Cathy told me I’d wake up a few seconds too late.
When I wasn’t on the road, I ate lunch at the diner just to watch Cathy polish the cutlery. Sometimes she put a spoon or fork in her purse.
“You can never be too careful,” she’d say.
If a song came on the radio she didn’t like, she changed the station, setting off the manager in the back.
“That shit drives me crazy,” she said, dropping a butter knife into her purse. She came up holding a cigarette.
I kept her company as she smoked out back, each drag longer than the last. A dog barked at a stray cat hiding between the dumpsters and the fence. Further off, an ambulance cried down the highway.

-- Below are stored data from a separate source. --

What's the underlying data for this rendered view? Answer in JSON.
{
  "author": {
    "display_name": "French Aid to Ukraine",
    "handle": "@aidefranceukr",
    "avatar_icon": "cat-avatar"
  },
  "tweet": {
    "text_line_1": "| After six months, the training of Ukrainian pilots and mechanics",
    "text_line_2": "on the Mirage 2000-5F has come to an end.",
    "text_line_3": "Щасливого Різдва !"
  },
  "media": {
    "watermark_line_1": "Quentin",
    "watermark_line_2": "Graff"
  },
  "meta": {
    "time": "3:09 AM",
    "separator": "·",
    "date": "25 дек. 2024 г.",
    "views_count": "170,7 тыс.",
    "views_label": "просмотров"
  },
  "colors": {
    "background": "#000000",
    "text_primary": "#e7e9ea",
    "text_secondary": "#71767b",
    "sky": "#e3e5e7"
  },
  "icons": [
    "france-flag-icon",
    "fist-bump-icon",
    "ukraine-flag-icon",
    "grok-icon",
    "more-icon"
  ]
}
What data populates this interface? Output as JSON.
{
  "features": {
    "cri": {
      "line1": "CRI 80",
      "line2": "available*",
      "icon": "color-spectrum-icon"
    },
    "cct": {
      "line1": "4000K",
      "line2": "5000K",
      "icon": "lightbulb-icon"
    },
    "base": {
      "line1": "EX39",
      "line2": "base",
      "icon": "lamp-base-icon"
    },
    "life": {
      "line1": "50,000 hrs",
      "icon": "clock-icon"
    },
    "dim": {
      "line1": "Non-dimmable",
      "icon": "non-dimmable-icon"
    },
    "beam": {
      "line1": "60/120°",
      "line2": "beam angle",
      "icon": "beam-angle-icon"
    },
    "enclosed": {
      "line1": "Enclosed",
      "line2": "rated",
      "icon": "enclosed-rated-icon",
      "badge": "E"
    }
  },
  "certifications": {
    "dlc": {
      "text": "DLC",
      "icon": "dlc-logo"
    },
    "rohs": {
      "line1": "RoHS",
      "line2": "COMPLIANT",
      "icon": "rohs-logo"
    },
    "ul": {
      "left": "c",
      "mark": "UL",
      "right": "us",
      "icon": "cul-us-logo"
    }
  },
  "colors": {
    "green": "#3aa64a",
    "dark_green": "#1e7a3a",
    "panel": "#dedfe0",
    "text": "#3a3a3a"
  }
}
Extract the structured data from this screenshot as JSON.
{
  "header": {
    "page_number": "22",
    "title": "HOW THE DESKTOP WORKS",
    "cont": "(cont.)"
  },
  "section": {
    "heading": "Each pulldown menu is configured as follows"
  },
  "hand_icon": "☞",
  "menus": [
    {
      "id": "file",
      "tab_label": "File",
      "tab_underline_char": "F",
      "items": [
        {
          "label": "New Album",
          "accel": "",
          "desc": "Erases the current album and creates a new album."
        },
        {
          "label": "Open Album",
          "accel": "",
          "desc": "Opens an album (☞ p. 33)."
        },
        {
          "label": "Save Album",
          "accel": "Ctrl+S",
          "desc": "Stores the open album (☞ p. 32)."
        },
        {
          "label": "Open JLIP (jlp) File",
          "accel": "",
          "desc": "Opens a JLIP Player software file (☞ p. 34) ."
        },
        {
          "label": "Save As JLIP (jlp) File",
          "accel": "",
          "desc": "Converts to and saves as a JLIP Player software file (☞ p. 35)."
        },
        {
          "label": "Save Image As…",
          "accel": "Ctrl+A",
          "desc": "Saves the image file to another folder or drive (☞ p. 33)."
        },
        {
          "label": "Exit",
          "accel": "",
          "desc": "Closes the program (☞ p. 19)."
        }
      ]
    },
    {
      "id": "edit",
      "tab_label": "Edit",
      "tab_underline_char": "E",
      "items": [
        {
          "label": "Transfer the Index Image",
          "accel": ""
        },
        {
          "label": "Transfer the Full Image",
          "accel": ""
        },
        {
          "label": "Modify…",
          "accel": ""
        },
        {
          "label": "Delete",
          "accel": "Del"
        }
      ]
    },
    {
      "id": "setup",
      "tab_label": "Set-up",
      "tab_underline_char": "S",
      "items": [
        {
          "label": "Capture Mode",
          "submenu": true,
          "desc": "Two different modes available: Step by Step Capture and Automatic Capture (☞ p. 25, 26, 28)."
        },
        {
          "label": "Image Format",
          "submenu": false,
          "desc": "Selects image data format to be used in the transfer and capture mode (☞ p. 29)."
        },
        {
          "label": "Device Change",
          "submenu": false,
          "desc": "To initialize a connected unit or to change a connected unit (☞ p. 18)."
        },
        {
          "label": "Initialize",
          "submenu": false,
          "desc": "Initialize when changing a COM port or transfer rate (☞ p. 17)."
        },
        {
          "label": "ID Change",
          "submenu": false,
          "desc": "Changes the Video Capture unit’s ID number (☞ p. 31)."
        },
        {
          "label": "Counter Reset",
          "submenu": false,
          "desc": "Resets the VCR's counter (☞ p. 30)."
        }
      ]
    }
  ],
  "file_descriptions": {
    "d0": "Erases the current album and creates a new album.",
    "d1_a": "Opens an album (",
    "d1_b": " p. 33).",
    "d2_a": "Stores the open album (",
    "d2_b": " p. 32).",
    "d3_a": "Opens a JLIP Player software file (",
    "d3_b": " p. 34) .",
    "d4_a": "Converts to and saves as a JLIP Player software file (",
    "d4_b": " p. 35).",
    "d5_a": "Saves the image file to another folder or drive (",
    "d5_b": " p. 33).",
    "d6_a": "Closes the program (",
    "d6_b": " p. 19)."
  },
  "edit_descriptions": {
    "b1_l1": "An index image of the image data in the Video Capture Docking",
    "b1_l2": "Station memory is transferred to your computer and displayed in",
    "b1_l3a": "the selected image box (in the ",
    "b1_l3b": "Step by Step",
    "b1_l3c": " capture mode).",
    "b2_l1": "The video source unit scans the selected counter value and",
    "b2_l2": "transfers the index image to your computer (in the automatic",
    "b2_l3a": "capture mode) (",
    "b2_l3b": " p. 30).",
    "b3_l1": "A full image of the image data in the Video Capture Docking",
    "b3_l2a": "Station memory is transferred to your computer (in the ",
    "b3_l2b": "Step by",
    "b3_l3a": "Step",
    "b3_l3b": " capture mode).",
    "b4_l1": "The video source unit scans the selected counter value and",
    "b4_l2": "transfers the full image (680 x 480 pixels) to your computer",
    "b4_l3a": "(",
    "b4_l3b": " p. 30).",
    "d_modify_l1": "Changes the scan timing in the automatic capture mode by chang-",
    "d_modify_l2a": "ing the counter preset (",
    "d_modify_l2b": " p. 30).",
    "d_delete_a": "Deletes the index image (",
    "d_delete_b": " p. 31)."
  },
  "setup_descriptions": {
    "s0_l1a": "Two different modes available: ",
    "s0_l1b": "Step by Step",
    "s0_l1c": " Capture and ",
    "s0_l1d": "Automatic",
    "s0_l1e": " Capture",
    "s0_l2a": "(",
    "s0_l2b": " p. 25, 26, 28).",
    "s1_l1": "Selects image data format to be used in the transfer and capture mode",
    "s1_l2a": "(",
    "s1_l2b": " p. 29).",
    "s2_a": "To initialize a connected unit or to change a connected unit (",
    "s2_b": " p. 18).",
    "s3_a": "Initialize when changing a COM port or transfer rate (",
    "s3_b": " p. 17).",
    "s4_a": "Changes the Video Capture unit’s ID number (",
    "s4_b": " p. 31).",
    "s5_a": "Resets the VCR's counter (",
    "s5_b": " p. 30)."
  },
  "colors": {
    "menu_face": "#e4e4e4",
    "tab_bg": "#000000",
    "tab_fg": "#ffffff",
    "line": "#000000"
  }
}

“I’m so damn tired of this place,” she said.
I asked her to come with me on my next run.
“You can drive as fast as flying,” I said. “And the sky is big enough for you to breathe.”
“What would I do? I can’t sit in a truck all day.”
“No,” I said.
“What about my mom?” she said.
“Yes,” I said.
The night before I left it rained so hard I couldn’t sleep. Something moved under the trailer, and even in the dark I knew the leaves had finally fallen off by the wind rushing them around.
Two days later I called from a payphone outside a truck stop in Cheyenne. The wind blew snow tornadoes across the parking lot as I toed a broken beer bottle with my shoe.
“They found him hiding with family in Huntington,” Cathy said. “In a basement.”
I could tell the time difference by the eleven o’clock news in the background, the clear cough that wasn’t hers. A bottle whispered open.
“How’s your mother?” I asked.
“Good,” she said. “Fine. She says hello.”
They opened the gates on the interstate the next morning, and I came down the pass into Laramie thinking it looked like a TV dinner taken from the back of a freezer. We were like that for years, asking questions that weren’t questions because we knew all the answers. I kept going until she was far away from me, knowing all along I’d have to come back.